From his earliest moments in your family, your young child has four basic needs:

1. A sense of belonging and significance
2. Perceptions of capability
3. Personal power and autonomy
4. Social and life skills

If you can provide your child with these needs, he will be well on his way to becoming a competent, resourceful, happy human being.

The Importance of Belonging and Significance

“Well, of course,” you may be thinking, “everyone knows a child needs to belong.” Most parents believe that what a child really needs is quite simple: he needs love. But love alone does not always create a sense of belonging or worth. In fact, love sometimes leads parents to pamper their children, to punish their children, or to make decisions that are not in their child’s long-term best interest.

Everyone—adults and children alike—needs to belong somewhere. We need to know that we are accepted unconditionally for who we are, rather than just our behavior or what we can do. For young children, the need to belong is even more crucial. After all, they’re still learning about the world around them and their place in it. They need to know they are loved and wanted even when they have a tantrum, spill their cereal, break Dad’s golf clubs, or make yet another mess in the kitchen. Children who don’t believe they belong become discouraged, and discouraged children often misbehave.

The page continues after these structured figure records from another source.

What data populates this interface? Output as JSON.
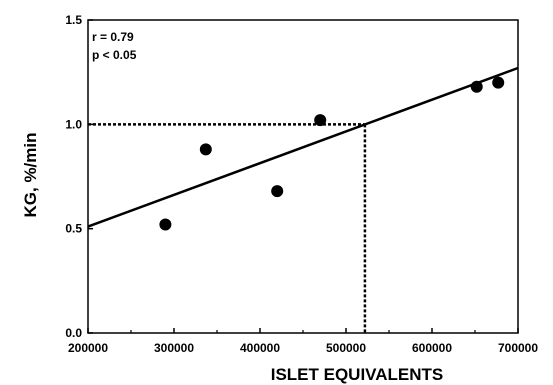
{
  "chart_data": {
    "type": "scatter",
    "xlabel": "ISLET EQUIVALENTS",
    "ylabel": "KG,  %/min",
    "xlim": [
      200000,
      700000
    ],
    "ylim": [
      0.0,
      1.5
    ],
    "x_ticks": [
      200000,
      300000,
      400000,
      500000,
      600000,
      700000
    ],
    "x_tick_labels": [
      "200000",
      "300000",
      "400000",
      "500000",
      "600000",
      "700000"
    ],
    "y_ticks": [
      0.0,
      0.5,
      1.0,
      1.5
    ],
    "y_tick_labels": [
      "0.0",
      "0.5",
      "1.0",
      "1.5"
    ],
    "points": [
      {
        "x": 290000,
        "y": 0.52
      },
      {
        "x": 337000,
        "y": 0.88
      },
      {
        "x": 420000,
        "y": 0.68
      },
      {
        "x": 470000,
        "y": 1.02
      },
      {
        "x": 652000,
        "y": 1.18
      },
      {
        "x": 677000,
        "y": 1.2
      }
    ],
    "regression_line": {
      "x": [
        200000,
        700000
      ],
      "y": [
        0.51,
        1.27
      ]
    },
    "reference_point": {
      "x": 522000,
      "y": 1.0
    },
    "stats": {
      "r": "r  =  0.79",
      "p": "p  <  0.05"
    },
    "grid": false
  }
}
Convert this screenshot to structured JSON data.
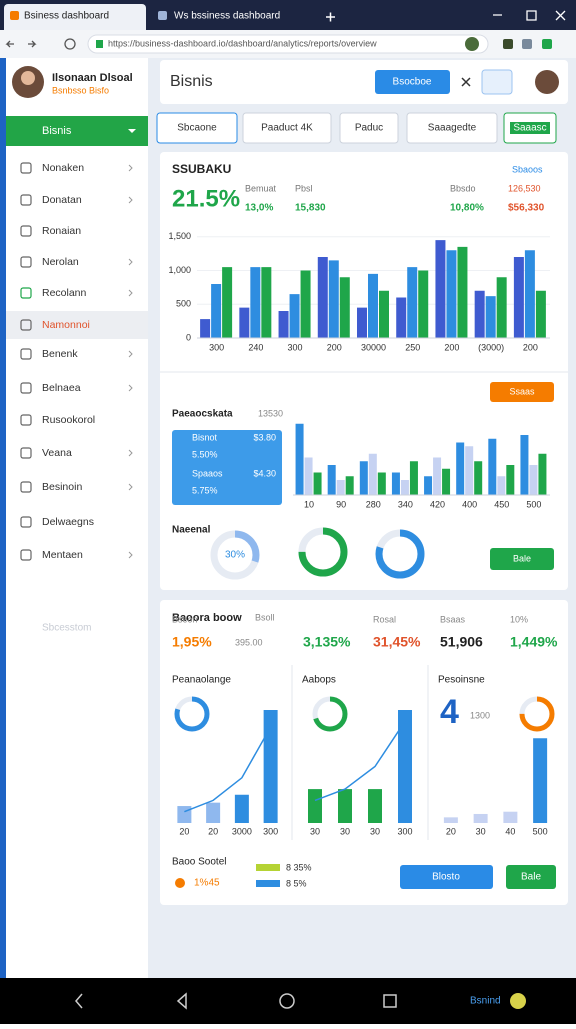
{
  "browser": {
    "tabs": [
      "Bsiness dashboard",
      "Ws bssiness dashboard"
    ],
    "url": "https://business-dashboard.io/dashboard/analytics/reports/overview"
  },
  "sidebar": {
    "user_name": "Ilsonaan Dlsoal",
    "user_role": "Bsnbsso Bisfo",
    "active": "Bisnis",
    "menu": [
      "Nonaken",
      "Donatan",
      "Ronaian",
      "Nerolan",
      "Recolann",
      "Namonnoi",
      "Benenk",
      "Belnaea",
      "Rusookorol",
      "Veana",
      "Besinoin",
      "Delwaegns",
      "Mentaen"
    ],
    "footer": "Sbcesstom"
  },
  "header": {
    "title": "Bisnis",
    "button": "Bsocboe"
  },
  "filters": [
    "Sbcaone",
    "Paaduct 4K",
    "Paduc",
    "Saaagedte",
    "Saaasc"
  ],
  "card1": {
    "title": "SSUBAKU",
    "link": "Sbaoos",
    "headline": "21.5%",
    "stats": [
      {
        "label": "Bemuat",
        "value": "13,0%"
      },
      {
        "label": "Pbsl",
        "value": "15,830"
      },
      {
        "label": "Bbsdo",
        "value": "10,80%"
      },
      {
        "label": "126,530",
        "value": "$56,330"
      }
    ],
    "chart": {
      "type": "bar",
      "categories": [
        "300",
        "240",
        "300",
        "200",
        "30000",
        "250",
        "200",
        "(3000)",
        "200"
      ],
      "series": [
        {
          "color": "#3f5bd0",
          "values": [
            280,
            450,
            400,
            1200,
            450,
            600,
            1450,
            700,
            1200
          ]
        },
        {
          "color": "#2e8de0",
          "values": [
            800,
            1050,
            650,
            1150,
            950,
            1050,
            1300,
            620,
            1300
          ]
        },
        {
          "color": "#1fa64a",
          "values": [
            1050,
            1050,
            1000,
            900,
            700,
            1000,
            1350,
            900,
            700
          ]
        }
      ],
      "ylim": [
        0,
        1600
      ],
      "yticks": [
        0,
        500,
        {
          "value": 1000,
          "label": "1,000"
        },
        {
          "value": 1500,
          "label": "1,500"
        }
      ],
      "grid": true
    },
    "section_title": "Paeaocskata",
    "section_note": "13530",
    "button": "Ssaas",
    "list": [
      [
        "Bisnot",
        "$3.80"
      ],
      [
        "5.50%"
      ],
      [
        "Spaaos",
        "$4.30"
      ],
      [
        "5.75%"
      ]
    ],
    "chart2": {
      "type": "bar",
      "categories": [
        "10",
        "90",
        "280",
        "340",
        "420",
        "400",
        "450",
        "500"
      ],
      "series": [
        {
          "color": "#2e8de0",
          "values": [
            95,
            40,
            45,
            30,
            25,
            70,
            75,
            80
          ]
        },
        {
          "color": "#c6d2f2",
          "values": [
            50,
            20,
            55,
            20,
            50,
            65,
            25,
            40
          ]
        },
        {
          "color": "#1fa64a",
          "values": [
            30,
            25,
            30,
            45,
            35,
            45,
            40,
            55
          ]
        }
      ],
      "ylim": [
        0,
        100
      ]
    },
    "donut_label": "Naeenal",
    "donuts": [
      {
        "value": 30,
        "label": "30%",
        "color": "#8fb8ee"
      },
      {
        "value": 75,
        "color": "#1fa64a"
      },
      {
        "value": 80,
        "color": "#2e8de0"
      }
    ],
    "button2": "Bale"
  },
  "card2": {
    "title": "Baoora boow",
    "note": "Bsoll",
    "stats": [
      {
        "label": "Bseon",
        "value": "1,95%"
      },
      {
        "label": "395.00",
        "value": "3,135%"
      },
      {
        "label": "Rosal",
        "value": "31,45%"
      },
      {
        "label": "Bsaas",
        "value": "51,906"
      },
      {
        "label": "10%",
        "value": "1,449%"
      }
    ],
    "panels": [
      {
        "title": "Peanaolange",
        "donut": 80,
        "categories": [
          "20",
          "20",
          "3000",
          "300"
        ],
        "values": [
          15,
          18,
          25,
          100
        ],
        "colors": [
          "#8fb8ee",
          "#8fb8ee",
          "#2e8de0",
          "#2e8de0"
        ],
        "line": [
          10,
          20,
          40,
          85
        ]
      },
      {
        "title": "Aabops",
        "donut": 70,
        "categories": [
          "30",
          "30",
          "30",
          "300"
        ],
        "values": [
          30,
          30,
          30,
          100
        ],
        "colors": [
          "#1fa64a",
          "#1fa64a",
          "#1fa64a",
          "#2e8de0"
        ],
        "line": [
          20,
          30,
          50,
          90
        ]
      },
      {
        "title": "Pesoinsne",
        "headline": "4",
        "note": "1300",
        "donut": 75,
        "categories": [
          "20",
          "30",
          "40",
          "500"
        ],
        "values": [
          5,
          8,
          10,
          75
        ],
        "colors": [
          "#c6d2f2",
          "#c6d2f2",
          "#c6d2f2",
          "#2e8de0"
        ]
      }
    ],
    "footer_title": "Baoo Sootel",
    "footer_note": "1%45",
    "legend": [
      {
        "label": "8 35%",
        "color": "#b5d334"
      },
      {
        "label": "8 5%",
        "color": "#2e8de0"
      }
    ],
    "button": "Blosto",
    "button2": "Bale"
  },
  "nav": {
    "label": "Bsnind"
  }
}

Notice the word believe. You may know your child belongs and is significant. But if he doesn’t believe it (sometimes for the darnedest reasons, such as the birth of another baby), he may try to find his sense of belonging and significance in mistaken ways.

In fact, most young children’s misbehavior is a sort of “code” designed to let you know that they don’t feel a sense of belonging and need your attention, connection, time, and teaching. When you can create a sense of belonging and significance for every member of your family, your home becomes a place of peace, respect, and safety.

Perceptions of Capability

Your preschooler will never learn to make decisions, learn new skills, or trust his own abilities if you don’t make room for him to practice. Parenting in the preschool years involves a great deal of letting go. Words alone are not powerful enough to build a sense of competence and confidence in children. Children feel capable when they experience capability and self-sufficiency—when they are able to successfully do something—and from developing solid skills.

Personal Power and Autonomy

Developing autonomy and initiative are among the earliest developmental tasks your child will face. And while parents may not exactly like it, even the youngest child has personal power—and quickly learns how to use it. If you doubt this, think about the last time you saw a four-year-old jut out his jaw, fold his arms, and say boldly, “No! I don’t want to!” Part of your job as a parent will be to help your child learn to channel his considerable power in positive directions—to help solve problems, to learn life skills, and to respect and cooperate with others. Punishment will not teach these vital lessons: effective and loving discipline will.

Social and Life Skills

Teaching your child skills—how to get along with other children and adults, how to feed and dress herself, how to learn responsibility—will occupy most of your parenting hours during the preschool years. But the need for social and practical life skills never goes away. In fact, true self-esteem does not come from being loved, praised, or showered with goodies—it comes from having skills. When children are young, they love to imitate parents. Your child will want to hammer nails with you, squirt the bottle of detergent or prepare breakfast (with lots of supervision). As he grows more capable, you can use these everyday moments of life together to teach him how to become a competent, capable person. Working together to learn skills can occasionally be messy, but it’s also an enjoyable and valuable part of raising your child.

Positive discipline is well, positive. It emphasises goodness instead of punishment, positivity instead of criticism. Used correctly, it empowers children and emboldens them to continually do the right thing for the correct reasons, rather than because of the fear of punishment.